Coloring outside the lines is not unfamiliar to the Gibson Brothers, whose innate talent as writers and vocalists allows them to float seamlessly between genres. In that way, they're outsiders — refusing to be confined to just one sound – which is why they chose to work with a rock producer and a band of legendary session players like drummer Gene Chrisman and guitarist Billy Sanford for Mockingbird.
Listen to "Come Down," which evokes the 70’s sound of radio rock kings America or the passionate Exile on Main Street style R&B of "Lay Your Body Down." Both dispel any notion that the Gibsons are solely a bluegrass act and prove Eric and Leigh's gift for penning boundary-pushing songs. Likewise, "Sweet Lucinda," with its shuffling rhythm, taps into country-rock, and "I'm a Better Man" slinks along with Bobby Wood's Wurlitzer electric piano.
Mockingbird's most left-field track, however, is a cover of R.E.M.'s 1993 weeper "Everybody Hurts." Suggested by Ferguson, the ballad became the ideal duet for Leigh and Eric, with the brothers making the song their own via their yearning delivery and the house band's lush arrangement. "I think it's a beautiful song, but I couldn't picture us doing it," says Eric. "It surprised me with how it turned out. It was too good to not put on the record."

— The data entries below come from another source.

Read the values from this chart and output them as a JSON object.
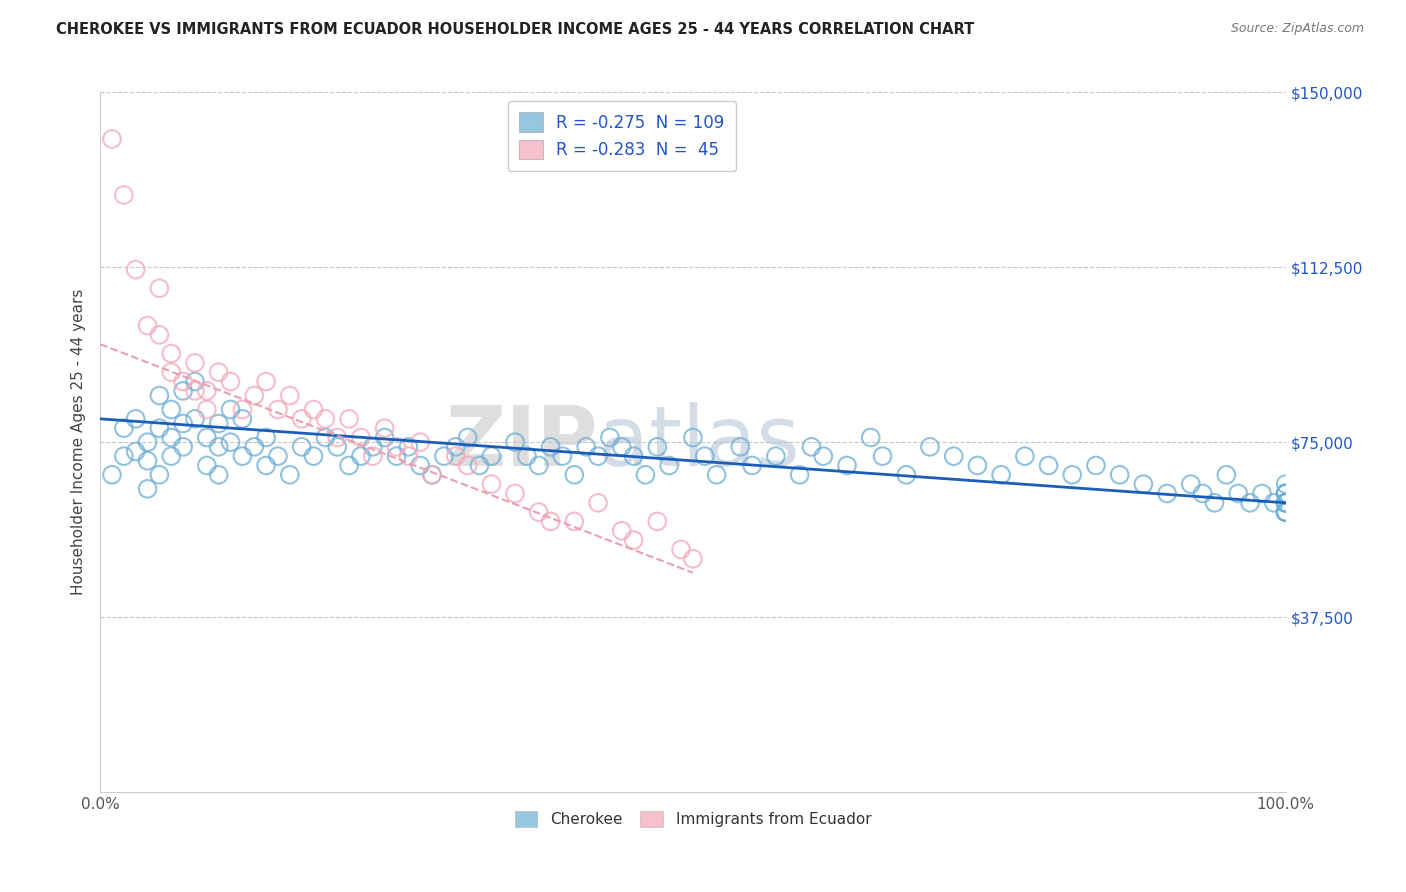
{
  "title": "CHEROKEE VS IMMIGRANTS FROM ECUADOR HOUSEHOLDER INCOME AGES 25 - 44 YEARS CORRELATION CHART",
  "source": "Source: ZipAtlas.com",
  "ylabel": "Householder Income Ages 25 - 44 years",
  "xlim": [
    0,
    100
  ],
  "ylim": [
    0,
    150000
  ],
  "yticks": [
    0,
    37500,
    75000,
    112500,
    150000
  ],
  "xtick_labels": [
    "0.0%",
    "100.0%"
  ],
  "legend_r1": "R = -0.275",
  "legend_n1": "N = 109",
  "legend_r2": "R = -0.283",
  "legend_n2": "N =  45",
  "cherokee_color": "#6baed6",
  "ecuador_color": "#f4a6b8",
  "trend_blue": "#1a5eb8",
  "trend_pink": "#e8a0b0",
  "background": "#ffffff",
  "grid_color": "#b0b0b0",
  "watermark_zip": "ZIP",
  "watermark_atlas": "atlas",
  "cherokee_label": "Cherokee",
  "ecuador_label": "Immigrants from Ecuador",
  "cherokee_x": [
    1,
    2,
    2,
    3,
    3,
    4,
    4,
    4,
    5,
    5,
    5,
    6,
    6,
    6,
    7,
    7,
    7,
    8,
    8,
    9,
    9,
    10,
    10,
    10,
    11,
    11,
    12,
    12,
    13,
    14,
    14,
    15,
    16,
    17,
    18,
    19,
    20,
    21,
    22,
    23,
    24,
    25,
    26,
    27,
    28,
    29,
    30,
    31,
    32,
    33,
    35,
    36,
    37,
    38,
    39,
    40,
    41,
    42,
    43,
    44,
    45,
    46,
    47,
    48,
    50,
    51,
    52,
    54,
    55,
    57,
    59,
    60,
    61,
    63,
    65,
    66,
    68,
    70,
    72,
    74,
    76,
    78,
    80,
    82,
    84,
    86,
    88,
    90,
    92,
    93,
    94,
    95,
    96,
    97,
    98,
    99,
    100,
    100,
    100,
    100,
    100,
    100,
    100,
    100,
    100,
    100,
    100,
    100,
    100
  ],
  "cherokee_y": [
    68000,
    78000,
    72000,
    80000,
    73000,
    75000,
    71000,
    65000,
    85000,
    78000,
    68000,
    82000,
    76000,
    72000,
    86000,
    79000,
    74000,
    88000,
    80000,
    76000,
    70000,
    79000,
    74000,
    68000,
    82000,
    75000,
    80000,
    72000,
    74000,
    76000,
    70000,
    72000,
    68000,
    74000,
    72000,
    76000,
    74000,
    70000,
    72000,
    74000,
    76000,
    72000,
    74000,
    70000,
    68000,
    72000,
    74000,
    76000,
    70000,
    72000,
    75000,
    72000,
    70000,
    74000,
    72000,
    68000,
    74000,
    72000,
    76000,
    74000,
    72000,
    68000,
    74000,
    70000,
    76000,
    72000,
    68000,
    74000,
    70000,
    72000,
    68000,
    74000,
    72000,
    70000,
    76000,
    72000,
    68000,
    74000,
    72000,
    70000,
    68000,
    72000,
    70000,
    68000,
    70000,
    68000,
    66000,
    64000,
    66000,
    64000,
    62000,
    68000,
    64000,
    62000,
    64000,
    62000,
    60000,
    64000,
    62000,
    66000,
    64000,
    60000,
    62000,
    64000,
    62000,
    60000,
    64000,
    62000,
    60000
  ],
  "ecuador_x": [
    1,
    2,
    3,
    4,
    5,
    5,
    6,
    6,
    7,
    8,
    8,
    9,
    9,
    10,
    11,
    12,
    13,
    14,
    15,
    16,
    17,
    18,
    19,
    20,
    21,
    22,
    23,
    24,
    25,
    26,
    27,
    28,
    30,
    31,
    33,
    35,
    37,
    38,
    40,
    42,
    44,
    45,
    47,
    49,
    50
  ],
  "ecuador_y": [
    140000,
    128000,
    112000,
    100000,
    108000,
    98000,
    94000,
    90000,
    88000,
    92000,
    86000,
    82000,
    86000,
    90000,
    88000,
    82000,
    85000,
    88000,
    82000,
    85000,
    80000,
    82000,
    80000,
    76000,
    80000,
    76000,
    72000,
    78000,
    74000,
    72000,
    75000,
    68000,
    72000,
    70000,
    66000,
    64000,
    60000,
    58000,
    58000,
    62000,
    56000,
    54000,
    58000,
    52000,
    50000
  ],
  "cherokee_trend_x": [
    0,
    100
  ],
  "cherokee_trend_y": [
    80000,
    62000
  ],
  "ecuador_trend_x": [
    0,
    50
  ],
  "ecuador_trend_y": [
    96000,
    47000
  ]
}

The members of R.E.M. certainly agree. "It's incredible! They did a great job," says vocalist Michael Stipe. "It really re-focuses the song and lyric in a great way." Bassist Mike Mills offers, "Wow. I really didn't see that one coming. I love it," with guitarist Peter Buck echoing those remarks: "Wow. Incredible." Even Bill Berry, R.E.M.'s former drummer, and one of the original writers of the song, chimes in, saying, "It's the best cover of it I've heard."
However, it's "Travelin' Day," the countriest song on Mockingbird, that packs a poignant punch. The first tune they wrote with Ferguson for the session, it was born of grief: Ferguson's stepfather had just died. The Gibsons lost their dad six years earlier and together the writers bonded over their loss. "We were talking about how Ferg's stepfather faced death and how impressive it was," says Leigh, "and it really inspired us."
Looking back on the brisk week and a half of writing and recording Mockingbird in Nashville, the Gibson Brothers are confident in what they've accomplished. This is an album that exemplifies the sibling bond and is poised to introduce them to an entirely new audience.
"We'll be able to reach more people than we have in the past," says Eric. "I don't want to downplay what we accomplished in bluegrass, but I didn't know our voices would suit this variety of music so well."
His brother agrees. "If you thought you knew the Gibson Brothers and had them figured out," Leigh says, "well, maybe you didn't."